Mr Tynan said advisers make poor decisions about choosing the right dealer group or partner, and about when to sell.
He believes unsuccessful mergers and acquisitions are often due to short-term thinking, a lack of industry knowledge and insight, a lack of networks and resources, an excessive focus on the bottom line and unexpected circumstances resulting in a rushed decision.
Minimal merger and acquisition experience and poor planning are also factors Mr Tynan believes contribute to failed mergers and acquisitions.
A lack of mental engagement in the process can be a barrier to success.
In terms of overseas acquisitions, Australian companies have a limited understanding and appreciation of cultural issues, which has led to a poor track record in this area.

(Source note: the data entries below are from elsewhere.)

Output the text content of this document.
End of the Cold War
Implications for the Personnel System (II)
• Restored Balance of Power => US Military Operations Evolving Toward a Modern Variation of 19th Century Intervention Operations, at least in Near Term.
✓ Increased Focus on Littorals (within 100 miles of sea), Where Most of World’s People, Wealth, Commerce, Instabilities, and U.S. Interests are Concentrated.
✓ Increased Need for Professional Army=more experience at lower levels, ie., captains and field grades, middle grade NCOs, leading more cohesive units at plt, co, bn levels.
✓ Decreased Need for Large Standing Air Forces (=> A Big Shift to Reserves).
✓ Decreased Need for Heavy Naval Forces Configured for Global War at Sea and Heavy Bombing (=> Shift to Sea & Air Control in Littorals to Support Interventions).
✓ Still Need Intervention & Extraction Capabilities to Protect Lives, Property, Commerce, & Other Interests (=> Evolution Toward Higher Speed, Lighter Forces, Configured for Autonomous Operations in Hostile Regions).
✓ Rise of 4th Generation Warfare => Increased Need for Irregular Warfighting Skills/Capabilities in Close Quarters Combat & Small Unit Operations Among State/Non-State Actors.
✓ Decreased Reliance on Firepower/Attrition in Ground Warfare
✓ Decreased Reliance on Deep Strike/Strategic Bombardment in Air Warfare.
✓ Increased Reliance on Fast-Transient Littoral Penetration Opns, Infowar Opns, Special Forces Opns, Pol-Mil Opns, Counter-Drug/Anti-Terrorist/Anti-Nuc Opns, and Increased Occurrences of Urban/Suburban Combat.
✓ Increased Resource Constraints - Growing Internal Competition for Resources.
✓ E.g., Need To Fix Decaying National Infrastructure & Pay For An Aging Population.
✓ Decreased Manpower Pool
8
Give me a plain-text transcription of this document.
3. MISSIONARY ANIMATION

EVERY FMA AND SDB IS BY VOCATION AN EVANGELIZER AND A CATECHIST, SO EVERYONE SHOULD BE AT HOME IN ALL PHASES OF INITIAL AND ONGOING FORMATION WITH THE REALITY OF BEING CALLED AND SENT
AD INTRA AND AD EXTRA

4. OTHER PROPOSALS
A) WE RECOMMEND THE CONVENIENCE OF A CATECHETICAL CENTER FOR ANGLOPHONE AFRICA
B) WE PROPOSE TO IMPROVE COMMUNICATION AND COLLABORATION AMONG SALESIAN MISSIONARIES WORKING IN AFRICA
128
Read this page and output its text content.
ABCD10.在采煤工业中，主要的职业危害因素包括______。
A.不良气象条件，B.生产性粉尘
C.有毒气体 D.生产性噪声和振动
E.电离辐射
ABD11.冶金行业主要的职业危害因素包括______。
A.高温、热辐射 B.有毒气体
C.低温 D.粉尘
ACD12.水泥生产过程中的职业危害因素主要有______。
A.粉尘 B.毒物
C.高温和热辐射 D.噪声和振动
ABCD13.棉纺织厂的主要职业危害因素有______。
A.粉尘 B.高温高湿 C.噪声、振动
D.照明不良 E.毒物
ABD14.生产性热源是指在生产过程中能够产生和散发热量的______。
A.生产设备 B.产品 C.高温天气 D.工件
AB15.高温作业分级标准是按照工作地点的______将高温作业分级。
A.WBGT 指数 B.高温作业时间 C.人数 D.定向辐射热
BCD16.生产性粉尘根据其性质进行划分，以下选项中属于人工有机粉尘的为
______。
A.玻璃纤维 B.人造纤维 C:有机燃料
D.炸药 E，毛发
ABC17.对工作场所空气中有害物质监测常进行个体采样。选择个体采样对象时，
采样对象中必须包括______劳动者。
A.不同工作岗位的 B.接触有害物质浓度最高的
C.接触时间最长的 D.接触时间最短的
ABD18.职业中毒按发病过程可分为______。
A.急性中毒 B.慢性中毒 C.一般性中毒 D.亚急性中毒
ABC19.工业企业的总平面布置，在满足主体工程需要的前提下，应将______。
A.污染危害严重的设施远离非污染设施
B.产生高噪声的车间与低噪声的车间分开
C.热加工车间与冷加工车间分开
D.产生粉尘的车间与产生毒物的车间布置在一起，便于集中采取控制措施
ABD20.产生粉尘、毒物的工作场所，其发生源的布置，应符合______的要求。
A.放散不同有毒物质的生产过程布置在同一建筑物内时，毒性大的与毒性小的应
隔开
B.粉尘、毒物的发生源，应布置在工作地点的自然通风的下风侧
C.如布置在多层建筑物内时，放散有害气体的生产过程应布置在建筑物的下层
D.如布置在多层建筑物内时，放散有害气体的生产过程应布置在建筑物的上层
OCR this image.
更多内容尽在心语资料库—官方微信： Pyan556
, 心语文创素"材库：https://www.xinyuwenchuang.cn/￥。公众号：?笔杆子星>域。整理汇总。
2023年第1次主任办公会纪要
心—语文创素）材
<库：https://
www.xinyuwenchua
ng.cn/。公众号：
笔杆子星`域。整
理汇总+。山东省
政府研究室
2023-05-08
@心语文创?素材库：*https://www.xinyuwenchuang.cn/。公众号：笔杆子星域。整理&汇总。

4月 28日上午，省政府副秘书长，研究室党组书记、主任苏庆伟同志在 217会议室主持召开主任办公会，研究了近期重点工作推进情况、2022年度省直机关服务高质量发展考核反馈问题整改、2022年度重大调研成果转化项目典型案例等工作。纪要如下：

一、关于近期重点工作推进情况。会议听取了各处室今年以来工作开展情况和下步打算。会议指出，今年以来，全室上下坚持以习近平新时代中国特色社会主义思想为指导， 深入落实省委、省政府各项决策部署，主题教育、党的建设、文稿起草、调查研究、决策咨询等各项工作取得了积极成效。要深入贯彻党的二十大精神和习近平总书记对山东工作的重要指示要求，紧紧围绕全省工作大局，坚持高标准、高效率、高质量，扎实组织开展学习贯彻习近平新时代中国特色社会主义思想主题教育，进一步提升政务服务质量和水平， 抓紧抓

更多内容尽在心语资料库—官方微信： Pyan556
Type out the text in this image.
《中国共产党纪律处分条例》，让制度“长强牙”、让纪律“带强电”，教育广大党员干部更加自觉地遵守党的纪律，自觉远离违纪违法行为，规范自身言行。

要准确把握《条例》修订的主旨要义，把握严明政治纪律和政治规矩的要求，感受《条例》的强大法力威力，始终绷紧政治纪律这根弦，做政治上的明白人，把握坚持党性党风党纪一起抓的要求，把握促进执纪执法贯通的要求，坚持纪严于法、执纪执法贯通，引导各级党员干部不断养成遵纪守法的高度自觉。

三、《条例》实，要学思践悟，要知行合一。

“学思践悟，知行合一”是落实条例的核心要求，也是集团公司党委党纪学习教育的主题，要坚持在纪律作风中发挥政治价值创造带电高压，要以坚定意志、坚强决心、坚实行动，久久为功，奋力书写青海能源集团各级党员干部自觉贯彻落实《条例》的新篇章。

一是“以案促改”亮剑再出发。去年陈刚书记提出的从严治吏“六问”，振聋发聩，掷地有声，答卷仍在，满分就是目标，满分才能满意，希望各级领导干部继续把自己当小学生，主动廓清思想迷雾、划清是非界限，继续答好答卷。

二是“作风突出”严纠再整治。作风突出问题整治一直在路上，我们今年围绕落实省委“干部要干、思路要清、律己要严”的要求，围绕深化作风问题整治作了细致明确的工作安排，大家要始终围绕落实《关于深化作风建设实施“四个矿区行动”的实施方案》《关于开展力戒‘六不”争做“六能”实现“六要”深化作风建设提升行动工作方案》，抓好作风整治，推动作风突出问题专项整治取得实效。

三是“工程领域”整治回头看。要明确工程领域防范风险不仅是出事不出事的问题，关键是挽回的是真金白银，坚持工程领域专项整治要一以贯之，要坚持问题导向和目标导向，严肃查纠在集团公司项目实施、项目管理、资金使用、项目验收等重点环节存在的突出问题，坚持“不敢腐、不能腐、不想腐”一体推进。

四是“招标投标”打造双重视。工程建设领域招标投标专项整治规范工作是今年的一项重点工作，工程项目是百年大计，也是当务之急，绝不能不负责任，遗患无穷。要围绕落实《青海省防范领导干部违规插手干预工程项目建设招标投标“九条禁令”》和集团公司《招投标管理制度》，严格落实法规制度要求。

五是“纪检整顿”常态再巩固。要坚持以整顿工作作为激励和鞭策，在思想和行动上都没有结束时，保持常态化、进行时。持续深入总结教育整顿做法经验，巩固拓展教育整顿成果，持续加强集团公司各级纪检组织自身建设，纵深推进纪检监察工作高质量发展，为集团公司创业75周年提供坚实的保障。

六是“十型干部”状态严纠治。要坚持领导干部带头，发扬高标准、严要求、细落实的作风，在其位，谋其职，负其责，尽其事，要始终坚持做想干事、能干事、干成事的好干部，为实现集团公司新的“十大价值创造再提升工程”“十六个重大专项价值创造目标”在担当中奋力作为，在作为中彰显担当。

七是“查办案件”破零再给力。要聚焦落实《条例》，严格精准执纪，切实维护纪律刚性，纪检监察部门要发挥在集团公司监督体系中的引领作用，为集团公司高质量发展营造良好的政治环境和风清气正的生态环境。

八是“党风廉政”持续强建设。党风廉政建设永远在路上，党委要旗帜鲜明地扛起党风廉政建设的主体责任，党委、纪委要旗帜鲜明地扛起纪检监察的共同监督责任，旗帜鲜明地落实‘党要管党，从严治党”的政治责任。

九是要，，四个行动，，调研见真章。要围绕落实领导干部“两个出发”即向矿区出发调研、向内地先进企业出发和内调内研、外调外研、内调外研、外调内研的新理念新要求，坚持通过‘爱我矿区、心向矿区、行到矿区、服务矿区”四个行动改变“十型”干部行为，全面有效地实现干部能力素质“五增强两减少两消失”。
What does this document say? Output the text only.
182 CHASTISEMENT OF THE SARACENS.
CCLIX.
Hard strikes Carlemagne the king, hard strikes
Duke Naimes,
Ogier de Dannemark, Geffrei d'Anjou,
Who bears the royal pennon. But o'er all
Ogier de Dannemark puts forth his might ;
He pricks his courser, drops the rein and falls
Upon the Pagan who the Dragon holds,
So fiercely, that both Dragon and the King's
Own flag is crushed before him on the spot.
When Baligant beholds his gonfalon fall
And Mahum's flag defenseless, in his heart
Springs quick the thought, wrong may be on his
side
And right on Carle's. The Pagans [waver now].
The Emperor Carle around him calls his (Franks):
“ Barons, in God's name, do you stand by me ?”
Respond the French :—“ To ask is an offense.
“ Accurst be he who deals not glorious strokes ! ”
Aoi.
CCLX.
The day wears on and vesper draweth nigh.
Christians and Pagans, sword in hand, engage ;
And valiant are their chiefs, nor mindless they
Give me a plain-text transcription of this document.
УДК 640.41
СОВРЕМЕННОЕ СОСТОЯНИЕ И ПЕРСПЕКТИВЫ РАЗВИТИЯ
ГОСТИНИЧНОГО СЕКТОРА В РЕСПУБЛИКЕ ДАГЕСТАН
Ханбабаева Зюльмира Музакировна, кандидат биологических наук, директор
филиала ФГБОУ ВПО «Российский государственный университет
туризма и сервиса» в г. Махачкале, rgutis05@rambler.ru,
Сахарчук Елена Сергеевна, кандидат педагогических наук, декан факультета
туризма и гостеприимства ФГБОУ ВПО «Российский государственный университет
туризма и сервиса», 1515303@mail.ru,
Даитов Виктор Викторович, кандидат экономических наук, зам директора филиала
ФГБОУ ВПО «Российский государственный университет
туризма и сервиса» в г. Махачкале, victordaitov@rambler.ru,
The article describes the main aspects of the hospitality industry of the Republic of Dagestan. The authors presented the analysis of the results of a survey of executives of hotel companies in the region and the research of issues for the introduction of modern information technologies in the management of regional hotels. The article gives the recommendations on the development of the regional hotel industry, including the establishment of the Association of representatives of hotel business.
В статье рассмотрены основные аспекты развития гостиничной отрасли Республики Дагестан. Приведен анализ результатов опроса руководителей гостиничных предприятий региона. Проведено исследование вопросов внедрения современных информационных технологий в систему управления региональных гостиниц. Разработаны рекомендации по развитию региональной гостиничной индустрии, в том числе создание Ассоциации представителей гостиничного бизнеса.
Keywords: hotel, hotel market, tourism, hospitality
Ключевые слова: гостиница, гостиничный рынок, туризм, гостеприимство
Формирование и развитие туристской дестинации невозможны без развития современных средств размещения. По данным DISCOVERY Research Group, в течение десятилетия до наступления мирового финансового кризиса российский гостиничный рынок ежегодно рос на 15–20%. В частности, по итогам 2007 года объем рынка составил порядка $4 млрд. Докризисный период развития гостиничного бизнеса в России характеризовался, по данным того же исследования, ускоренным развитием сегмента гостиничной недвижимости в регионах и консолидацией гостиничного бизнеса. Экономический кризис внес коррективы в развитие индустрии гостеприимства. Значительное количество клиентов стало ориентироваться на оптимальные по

According to Mr Tynan, there needs to be greater focus on non-measurable issues such as key person risk, business culture, management issues, compliance and whether the owner is ready to sell.
Connect believes the best outcomes are achieved by firms enlisting professional assistance to guide them through the process.
The firm argued the cost of engagement is insignificant compared with the potential loss of capital, clients and business disruption.
“Whether selling, merging or acquiring, it is important to understand that the process takes time in order to achieve the desired outcome and in many outcomes and in many cases, the parties will only have a single opportunity to do it right,” said Mr Tynan.
“So irrespective of size, businesses would be better off outsourcing their selling, merging and acquisition activity as the cost of engaging a consultant can never match the loss of shareholder capital and opportunity cost for bad decisions.”